Que ação social pode mudar nossos conceitos?
É tempo de revolução.
Hoje a palavra saiu para passear e encontrou uma criança pobre de olhos tristes. E a palavra calou-se.
(Dáuvanny Costa)

4 comentários:

Lou H. Mello disse...

Que ação social pode mudar nossos conceitos?
É tempo de revolução.

Você perguntou.
Você respondeu.

Em recente entrevista, perguntaram a Oscar Niemayer o que fazer com tanta miséria. Resposta: Só a revolução pode mudar isso.

O tipo de revolução é a questão. Social, religiosa, armada e ai? Temos fé para uma revolução pacífica? Estamos prontos para suportar o sofrimento? Dar a outra face a quem bate? Derrotar a corrupção com dignidade? Fariamos isso por essa garotinha e seus iguais?

Anônimo disse...

Em primeiro lugar parabéns pela reflexão! São poucas as pessoas que enxergam estas crianças de olhos tristes nos faróis.

Principalmente que tenham coragem de saber a história desses meninos.

Os vidros dos carros sempre são fechados ou o olhar é desviado antes mesmo deles se aproximarem de nós.

Digo isso, pois infelizmente esta imagem tornou-se normal aos olhos da sociedade. Afinal, há milhares de crianças “vivendo” esta situação digna de nenhum ser humano.

Penso como você. Não adianta colocarmos a culpa em políticos... NÓS somos os grandes responsáveis por imagens como estas continuarem a existir.

Acreditamos que NUNCA nos encontraremos em situação igual ou semelhante a desta criança ou família.

Temos a convicção que a culpa não é nossa, mas dos vizinhos, dos políticos, da sociedade.

Nós somos os grandes culpados, pois escrevemos tudo isso, sabemos o que é certo e errado, mas tudo ficar por isto mesmo.
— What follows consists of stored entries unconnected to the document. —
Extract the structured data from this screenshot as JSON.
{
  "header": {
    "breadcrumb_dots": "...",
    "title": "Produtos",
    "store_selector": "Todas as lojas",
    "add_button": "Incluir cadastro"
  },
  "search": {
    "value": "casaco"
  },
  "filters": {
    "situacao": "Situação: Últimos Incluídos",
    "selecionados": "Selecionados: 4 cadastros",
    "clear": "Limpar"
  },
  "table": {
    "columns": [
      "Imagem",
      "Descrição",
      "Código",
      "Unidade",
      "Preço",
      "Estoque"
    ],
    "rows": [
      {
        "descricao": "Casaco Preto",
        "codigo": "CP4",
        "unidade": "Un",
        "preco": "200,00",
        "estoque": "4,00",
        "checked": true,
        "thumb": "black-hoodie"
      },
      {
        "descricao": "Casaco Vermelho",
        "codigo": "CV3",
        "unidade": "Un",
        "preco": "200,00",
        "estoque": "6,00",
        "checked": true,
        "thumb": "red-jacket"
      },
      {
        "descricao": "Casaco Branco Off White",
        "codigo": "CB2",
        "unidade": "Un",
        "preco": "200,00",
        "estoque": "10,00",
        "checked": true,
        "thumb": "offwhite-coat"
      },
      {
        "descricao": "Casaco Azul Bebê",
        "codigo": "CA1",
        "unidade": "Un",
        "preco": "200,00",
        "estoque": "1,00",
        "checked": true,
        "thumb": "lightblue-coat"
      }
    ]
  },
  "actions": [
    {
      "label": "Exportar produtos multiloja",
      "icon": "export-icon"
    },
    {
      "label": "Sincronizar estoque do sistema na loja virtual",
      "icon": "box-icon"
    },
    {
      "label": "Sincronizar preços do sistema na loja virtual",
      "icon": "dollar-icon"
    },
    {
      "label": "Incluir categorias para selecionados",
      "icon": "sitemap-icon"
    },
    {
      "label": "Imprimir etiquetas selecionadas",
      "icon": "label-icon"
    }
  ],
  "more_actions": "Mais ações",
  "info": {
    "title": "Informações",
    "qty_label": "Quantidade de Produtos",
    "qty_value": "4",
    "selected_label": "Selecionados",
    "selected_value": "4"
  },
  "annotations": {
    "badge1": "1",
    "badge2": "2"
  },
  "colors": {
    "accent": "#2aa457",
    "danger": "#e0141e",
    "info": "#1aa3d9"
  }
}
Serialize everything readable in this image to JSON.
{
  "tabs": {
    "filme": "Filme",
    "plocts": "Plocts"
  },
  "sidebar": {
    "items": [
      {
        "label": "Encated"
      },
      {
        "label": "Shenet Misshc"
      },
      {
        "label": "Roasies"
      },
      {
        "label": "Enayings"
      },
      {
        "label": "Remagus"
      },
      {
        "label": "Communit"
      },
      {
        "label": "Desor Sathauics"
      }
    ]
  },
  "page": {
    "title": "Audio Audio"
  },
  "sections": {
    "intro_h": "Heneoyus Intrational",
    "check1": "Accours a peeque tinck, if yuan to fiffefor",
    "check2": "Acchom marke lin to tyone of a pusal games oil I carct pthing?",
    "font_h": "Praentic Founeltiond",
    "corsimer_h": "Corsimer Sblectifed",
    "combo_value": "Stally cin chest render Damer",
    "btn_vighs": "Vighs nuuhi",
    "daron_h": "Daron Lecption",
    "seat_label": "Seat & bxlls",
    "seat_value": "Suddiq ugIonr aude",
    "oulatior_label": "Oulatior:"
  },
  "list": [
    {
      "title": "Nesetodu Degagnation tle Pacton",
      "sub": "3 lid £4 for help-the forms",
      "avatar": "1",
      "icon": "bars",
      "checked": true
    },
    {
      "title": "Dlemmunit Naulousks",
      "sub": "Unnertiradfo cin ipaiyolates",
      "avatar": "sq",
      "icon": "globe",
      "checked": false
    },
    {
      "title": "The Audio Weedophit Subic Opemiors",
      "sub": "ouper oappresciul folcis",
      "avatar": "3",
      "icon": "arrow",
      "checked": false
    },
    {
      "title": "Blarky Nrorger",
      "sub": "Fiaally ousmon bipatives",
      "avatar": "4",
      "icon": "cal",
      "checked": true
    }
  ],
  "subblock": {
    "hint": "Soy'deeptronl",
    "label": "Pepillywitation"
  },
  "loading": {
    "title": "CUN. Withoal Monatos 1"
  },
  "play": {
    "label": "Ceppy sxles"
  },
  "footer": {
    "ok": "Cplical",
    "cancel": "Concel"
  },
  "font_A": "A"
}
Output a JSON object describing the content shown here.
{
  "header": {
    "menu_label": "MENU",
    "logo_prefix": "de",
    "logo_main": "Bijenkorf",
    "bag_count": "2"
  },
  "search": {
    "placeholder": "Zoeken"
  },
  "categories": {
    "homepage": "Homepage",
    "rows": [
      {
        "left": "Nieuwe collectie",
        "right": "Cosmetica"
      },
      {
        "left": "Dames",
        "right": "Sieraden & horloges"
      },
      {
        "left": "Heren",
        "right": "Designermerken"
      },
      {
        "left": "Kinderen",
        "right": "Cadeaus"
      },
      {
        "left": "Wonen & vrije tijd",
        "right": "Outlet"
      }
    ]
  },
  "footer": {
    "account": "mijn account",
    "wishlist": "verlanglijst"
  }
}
Não somos capazes de ajudar crianças como estas, pois talvez tenhamos problemas demais e tempo e dinheiro de menos.

Somos egoístas e não adianta dizermos que a solução está em nossas mãos... a situação é mais complexa.
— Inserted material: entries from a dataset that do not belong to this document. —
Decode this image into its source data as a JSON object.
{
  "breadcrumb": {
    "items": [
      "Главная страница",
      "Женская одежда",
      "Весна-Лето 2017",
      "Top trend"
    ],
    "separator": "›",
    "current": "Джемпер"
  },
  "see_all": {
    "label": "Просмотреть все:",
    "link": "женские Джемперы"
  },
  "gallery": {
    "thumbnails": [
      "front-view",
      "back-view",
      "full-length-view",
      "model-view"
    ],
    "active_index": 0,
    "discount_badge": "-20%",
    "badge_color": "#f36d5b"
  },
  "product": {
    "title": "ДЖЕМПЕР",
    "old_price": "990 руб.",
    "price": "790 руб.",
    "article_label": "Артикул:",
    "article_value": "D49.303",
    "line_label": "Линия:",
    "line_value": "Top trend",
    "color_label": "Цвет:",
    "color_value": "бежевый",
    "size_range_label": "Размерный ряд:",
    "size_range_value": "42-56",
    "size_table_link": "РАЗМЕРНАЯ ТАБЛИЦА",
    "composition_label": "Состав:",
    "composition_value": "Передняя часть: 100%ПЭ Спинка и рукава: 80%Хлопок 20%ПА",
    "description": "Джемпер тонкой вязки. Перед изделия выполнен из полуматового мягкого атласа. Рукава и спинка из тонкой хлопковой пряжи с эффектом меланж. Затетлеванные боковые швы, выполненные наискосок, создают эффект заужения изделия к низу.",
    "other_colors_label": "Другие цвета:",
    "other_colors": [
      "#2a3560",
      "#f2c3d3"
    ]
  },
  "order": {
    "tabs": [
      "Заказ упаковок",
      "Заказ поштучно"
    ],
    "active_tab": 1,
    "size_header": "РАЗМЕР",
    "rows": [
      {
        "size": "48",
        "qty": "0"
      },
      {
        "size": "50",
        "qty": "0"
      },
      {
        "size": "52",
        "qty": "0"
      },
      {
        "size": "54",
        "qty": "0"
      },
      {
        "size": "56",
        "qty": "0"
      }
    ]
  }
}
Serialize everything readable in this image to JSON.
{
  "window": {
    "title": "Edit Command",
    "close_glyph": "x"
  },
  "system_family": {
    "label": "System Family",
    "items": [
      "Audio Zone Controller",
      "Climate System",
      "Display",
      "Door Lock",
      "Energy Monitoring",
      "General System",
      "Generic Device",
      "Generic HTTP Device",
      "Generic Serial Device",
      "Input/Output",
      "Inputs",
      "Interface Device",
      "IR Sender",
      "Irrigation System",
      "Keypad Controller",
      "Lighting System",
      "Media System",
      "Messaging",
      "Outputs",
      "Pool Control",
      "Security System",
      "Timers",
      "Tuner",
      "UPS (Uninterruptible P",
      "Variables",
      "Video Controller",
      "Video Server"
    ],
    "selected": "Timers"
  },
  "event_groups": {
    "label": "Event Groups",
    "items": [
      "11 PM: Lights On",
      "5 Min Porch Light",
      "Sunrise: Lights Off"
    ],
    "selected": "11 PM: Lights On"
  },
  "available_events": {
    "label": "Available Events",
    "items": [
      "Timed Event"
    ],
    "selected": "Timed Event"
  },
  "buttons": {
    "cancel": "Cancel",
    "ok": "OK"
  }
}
Infelizmente somos egocêntricos demais para ajudarmos o próximo, o irmão que não conhecemos.

No dia em que formos realmente solidários o mundo será melhor. Seremos pessoas melhores e não haverá pobreza e miséria no mundo.

Será que um dia veremos isso?

Sinceramente? Não sei.

Anônimo disse...

É uma reflexão muito importante, Dáu.
Qual de nós já não esteve diante de tal quadro e não agiu com indiferença!? -Procuramos culpar sempre alguém porque não queremos reconhecer a nossa própria miséria, refletida nos olhos dessas crianças. E, muitas vezes, quando estendemos a mão, não é exatamente para ajudar, mas para desculpar a nossa indiferença costumeira.
Acredito que isso é ainda mais sério quando falamos de cristãos; quase toda a nossa população é cristã, porém, quantos têm tratado o irmão mais necessitado como se fosse o próprio Cristo!?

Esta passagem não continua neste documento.